We are thrilled with how well the run has gone. I’ve done a rough analysis of the data already and we’ve already started drafting the paper presenting the results! I’ll do a more careful analysis once I get back to the office, but early indications are that we’ve got a nice collection of higher redshift objects that are very similar to the fascinating SDSS Peas that were discovered on the Galaxy Zoo forum, and an almost perfect technique for finding more! I’ll keep you posted as our work progresses.
The Chilean Pea hunt continues…
You may have noticed the Galaxy Zoo blog was down over the weekend. Well, it wasn’t the only one to be experiencing technical difficulties. On Sunday night we unfortunately lost four hours of observing time to technical gremlins. First we tried to use a new filter, which resulted in a nice 10 minute exposure of nothing.
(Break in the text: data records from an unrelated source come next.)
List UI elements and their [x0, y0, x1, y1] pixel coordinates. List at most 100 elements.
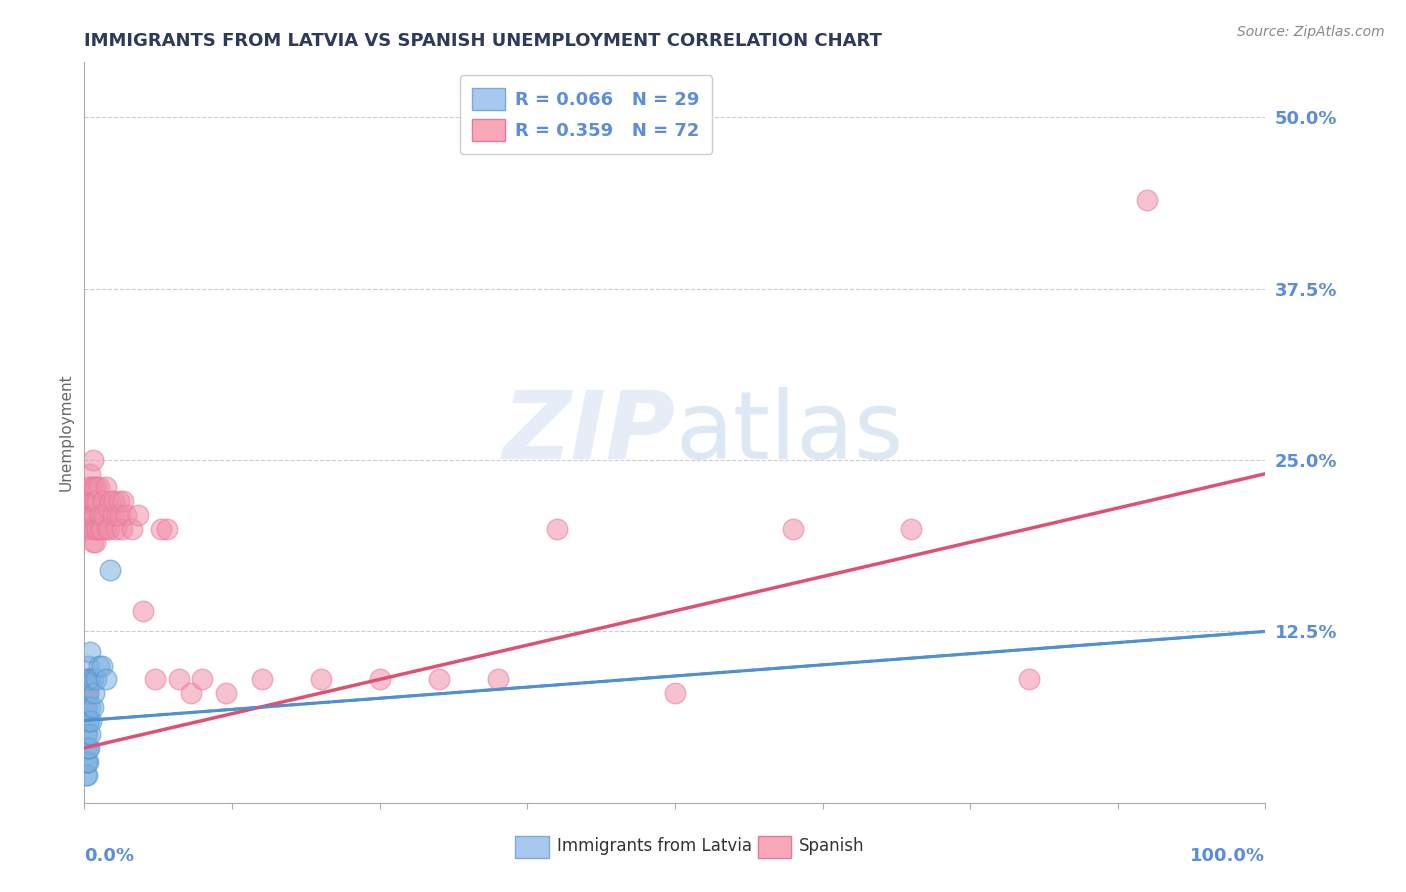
Point — [91, 494, 114, 508]
Point — [143, 673, 166, 687]
Point — [127, 508, 149, 522]
Point — [93, 508, 115, 522]
Point — [77, 673, 100, 687]
Point — [77, 714, 100, 728]
Point — [368, 673, 391, 687]
Point — [83, 480, 105, 494]
Point — [77, 508, 100, 522]
Point — [89, 522, 111, 536]
Point — [156, 522, 179, 536]
Point — [180, 686, 202, 700]
Point — [82, 699, 104, 714]
Point — [1018, 673, 1040, 687]
Point — [96, 522, 118, 536]
Legend: R = 0.066   N = 29, R = 0.359   N = 72: R = 0.066 N = 29, R = 0.359 N = 72 — [460, 75, 713, 153]
Point — [77, 494, 100, 508]
Point — [91, 522, 114, 536]
Point — [76, 686, 98, 700]
Point — [84, 522, 107, 536]
Point — [84, 535, 107, 549]
Point — [87, 658, 110, 673]
Point — [107, 494, 129, 508]
Bar — [516, 836, 548, 858]
Point — [80, 494, 103, 508]
Point — [91, 658, 114, 673]
Point — [150, 522, 173, 536]
Text: atlas: atlas — [675, 386, 903, 479]
Point — [1136, 193, 1159, 207]
Point — [664, 686, 686, 700]
Point — [77, 673, 100, 687]
Point — [82, 673, 104, 687]
Point — [84, 494, 107, 508]
Point — [77, 741, 100, 756]
Point — [76, 673, 98, 687]
Point — [132, 604, 155, 618]
Point — [215, 686, 238, 700]
Point — [98, 522, 121, 536]
Point — [111, 522, 134, 536]
Text: Source: ZipAtlas.com: Source: ZipAtlas.com — [1237, 25, 1385, 39]
Point — [427, 673, 450, 687]
Point — [167, 673, 190, 687]
Point — [94, 673, 117, 687]
Point — [76, 699, 98, 714]
Point — [80, 480, 103, 494]
Text: ZIP: ZIP — [502, 386, 675, 479]
Point — [86, 522, 108, 536]
Point — [86, 494, 108, 508]
Point — [76, 768, 98, 782]
Point — [77, 755, 100, 769]
Point — [79, 699, 101, 714]
Text: Immigrants from Latvia: Immigrants from Latvia — [557, 837, 752, 855]
Point — [83, 686, 105, 700]
Point — [108, 508, 131, 522]
Point — [77, 741, 100, 756]
Point — [76, 508, 98, 522]
Point — [121, 522, 143, 536]
Point — [75, 768, 97, 782]
Point — [103, 494, 125, 508]
Point — [77, 673, 100, 687]
Point — [900, 522, 922, 536]
Point — [79, 508, 101, 522]
Point — [77, 714, 100, 728]
Text: Spanish: Spanish — [799, 837, 865, 855]
Y-axis label: Unemployment: Unemployment — [58, 374, 73, 491]
Point — [76, 755, 98, 769]
Point — [98, 494, 121, 508]
Text: 0.0%: 0.0% — [84, 847, 135, 865]
Point — [94, 480, 117, 494]
Point — [114, 508, 136, 522]
Point — [76, 727, 98, 741]
Point — [77, 522, 100, 536]
Point — [97, 501, 120, 516]
Point — [76, 673, 98, 687]
Point — [79, 673, 101, 687]
Point — [75, 727, 97, 741]
Point — [79, 727, 101, 741]
Point — [82, 453, 104, 467]
Point — [782, 522, 804, 536]
Point — [250, 673, 273, 687]
Point — [79, 645, 101, 659]
Point — [77, 658, 100, 673]
Point — [191, 673, 214, 687]
Point — [87, 508, 110, 522]
Point — [77, 480, 100, 494]
Point — [75, 741, 97, 756]
Point — [105, 522, 128, 536]
Point — [309, 673, 332, 687]
Point — [546, 522, 568, 536]
Point — [98, 563, 121, 577]
Point — [80, 522, 103, 536]
Point — [77, 686, 100, 700]
Point — [79, 467, 101, 481]
Text: 100.0%: 100.0% — [1191, 847, 1265, 865]
Point — [84, 673, 107, 687]
Point — [83, 522, 105, 536]
Point — [75, 755, 97, 769]
Point — [83, 508, 105, 522]
Point — [486, 673, 509, 687]
Point — [107, 508, 129, 522]
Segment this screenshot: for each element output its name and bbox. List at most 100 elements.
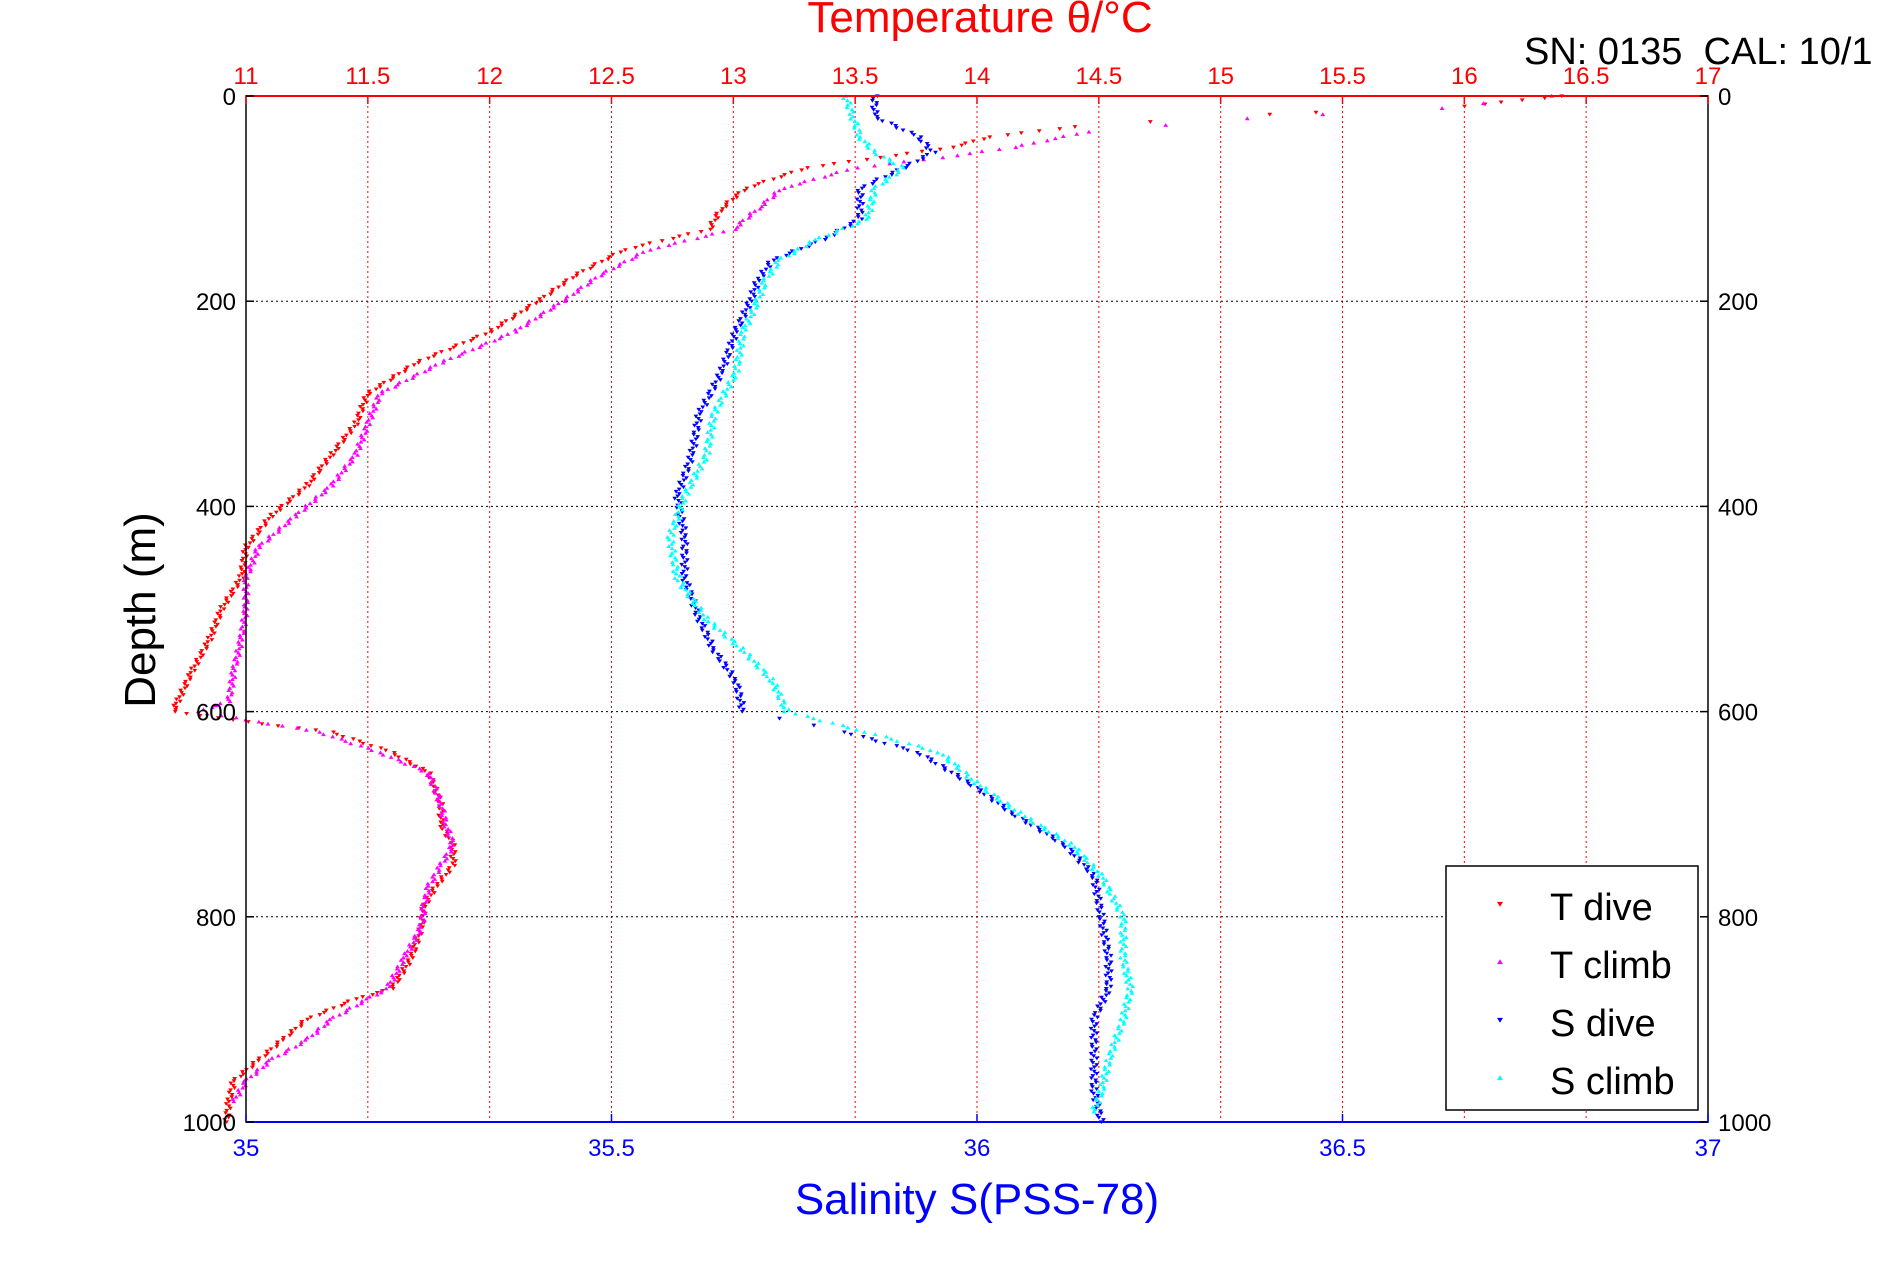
data-point	[434, 882, 440, 886]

After a trip to the telescope to look around inside the instrument, the support staff worked out the problem: the filter was mislabelled on the computer. With that figured out, we changed to the correct filter and carried on – only to be stopped in our tracks again a couple of hours later by the whole telescope control system crashing! This time it took three hours of methodical troubleshooting to fix the problem, apparently some problem with a power lead. By then the night was almost over.
Peas please me
Well, at the start of the night we were a bit nervous that none of our objects would turn out to be Peas. Fortunately, by the end of the night our quick looks at the data indicate that four of the seven i-Pea candidates that we managed to observe are emission line objects at the redshift we expected our selection to give, i.e. they are Peas! That’s about as good a success rate as we dared hope for.
The night hasn’t been without its difficulties. The seeing (how blurry the atmosphere makes our images) wasn’t great for most of the night, and it has turned out to be hard to actually find our targets because they are so faint. Those issues combined meant that we didn’t get through as many candidates as we hoped for, but we are still happy with the collection we got.
Right now, time for a quick breakfast then some sleep before trying to net some more Peas tomorrow night.
Here we go…
The continuing adventures of the Pea hunting trip to Chile…
We’ve spent the afternoon finalising our target selection, preparing our observing strategy, and taking calibrations. The sun has now set and we’re already pointing in the right direction for our first target. In a few minutes time we will start our observations. We begin with a standard star, which will be used to calibrate the spectra of our main targets. The we are on to our first Pea candidate.
The SDSS Peas that Carrie studied were green in the SDSS colour images because they were bright in the r-band, actually the red region of the visible spectrum. On this occasion we are looking for similar object that are a bit further away, so we expect them to be very bright in the i-band (further into the red) ar the z-band (on the border between red and the near infrared). Tonight we are observing the i-bright objects, and hopefully we will get through about a dozen of them. The weather looks good, so fingers crossed.
Anyway, better concentrate on the observing.